Me and a pyramid at Giza. On a camel.

Me and a pyramid at Giza. On a camel.

Today I watched the first episode of what looks to be a very interesting two-part documentary called Ancient Egypt: Life and Death in the Valley of the Kings by Dr Joann Fletcher. If you live in the UK, you can watch it on the BBC here. This episode is called ‘Life.’

Hitherto, my contact with ancient Egypt has been with Pharoahs and mummies, with its monuments and suchlike as well as with, inevitably, the afterlife. Some items from daily life creep in, such as strange head-rests for whilst sleeping that I saw at the Royal Ontario Museum. One of the better Egyptian exhibits is the current permanent display at the Ashmolean Museum in Oxford that traces Egyptian culture from pre-Pharaonic times to the Nubian pharaohs.

Fletcher takes you into the world of daily in the 18th Dynasty, the reign of Amenhotep III (1400s BC), to the village uncovered at Deir el-Medina. The Egyptian name of the village was, in fact, The Village. It was populated by the workers and artisans who constructed the tombs in the Valley of the Kings, about two miles away. Here we are brought face-to-face with Kha and his wife Meryt.

Thankfully, their mummies have never been unwrapped, so not literally face-to-face. Rather, we get to see paintings of them both, a statue of Kha, and the gilt grave-mask of Meryt. The tomb of this couple was found very well-stocked with everything the pair would have needed for the afterlife — which means everything from their own lives.

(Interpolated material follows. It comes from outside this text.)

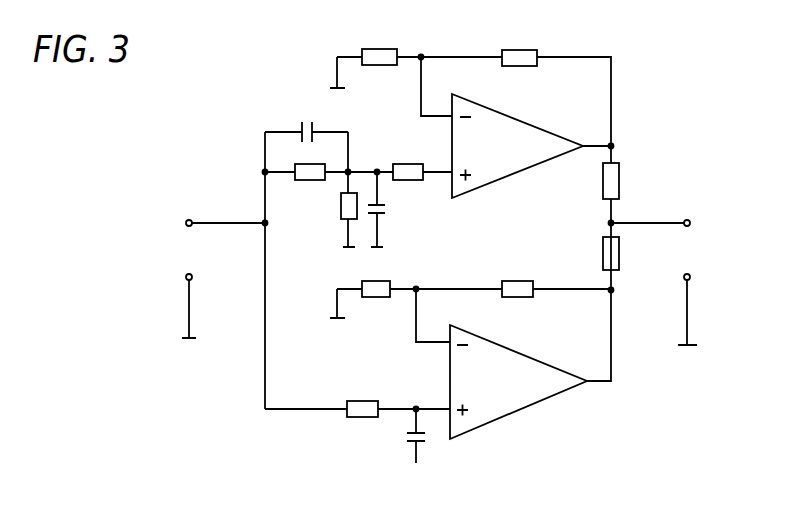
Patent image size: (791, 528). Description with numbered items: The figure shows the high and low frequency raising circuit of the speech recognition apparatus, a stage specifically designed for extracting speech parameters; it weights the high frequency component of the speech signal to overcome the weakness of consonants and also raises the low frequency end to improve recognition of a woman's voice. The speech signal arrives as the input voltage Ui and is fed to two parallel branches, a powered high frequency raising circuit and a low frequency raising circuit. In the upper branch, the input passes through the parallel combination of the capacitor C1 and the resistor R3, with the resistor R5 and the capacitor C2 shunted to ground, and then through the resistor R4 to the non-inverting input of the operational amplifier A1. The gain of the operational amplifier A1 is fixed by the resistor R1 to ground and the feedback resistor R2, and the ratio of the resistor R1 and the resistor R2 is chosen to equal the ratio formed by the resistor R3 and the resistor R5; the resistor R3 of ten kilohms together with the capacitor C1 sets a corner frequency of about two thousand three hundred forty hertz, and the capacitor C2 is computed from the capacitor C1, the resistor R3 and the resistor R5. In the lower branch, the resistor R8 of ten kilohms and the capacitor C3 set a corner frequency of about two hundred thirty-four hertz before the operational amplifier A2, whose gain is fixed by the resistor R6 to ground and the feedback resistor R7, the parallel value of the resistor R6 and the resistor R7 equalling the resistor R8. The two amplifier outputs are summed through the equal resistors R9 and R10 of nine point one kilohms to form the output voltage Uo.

Kha was the chief architect for Amenhotep III. He designed and helped execute Amenhotep’s tomb. He was a well-to-do, free Egyptian who was fond of black eyeliner and who was so good at his job that the Pharaoh gave him a golden cubit relating his achievements as an architect.

One of the tombs Kha began work on was that of Akenaten, son of Amenhotep III. But that tomb was never finished because of Akenaten’s attempted religious reform and the building of the imperial city of Amarna.

Meryt was the ‘Lady of the House’ — an ancient Egyptian housewife. She would bake the bread and brew the beer made from the grain given to them as their payment (Egypt had no money as yet) and raise their three children.

I could go on. All sorts of details about daily life and the lives of Kha and Meryt. Fletcher read for us ancient Egyptian love poems from potsherds found at Deir el-Medina. We learned about courtship. We learned a bit about religion beyond the giant temples. We learned about food and payment and … life. Life in ancient Egypt.

Hopefully, oh friends in the UK, you’ll have a chance to view this documentary.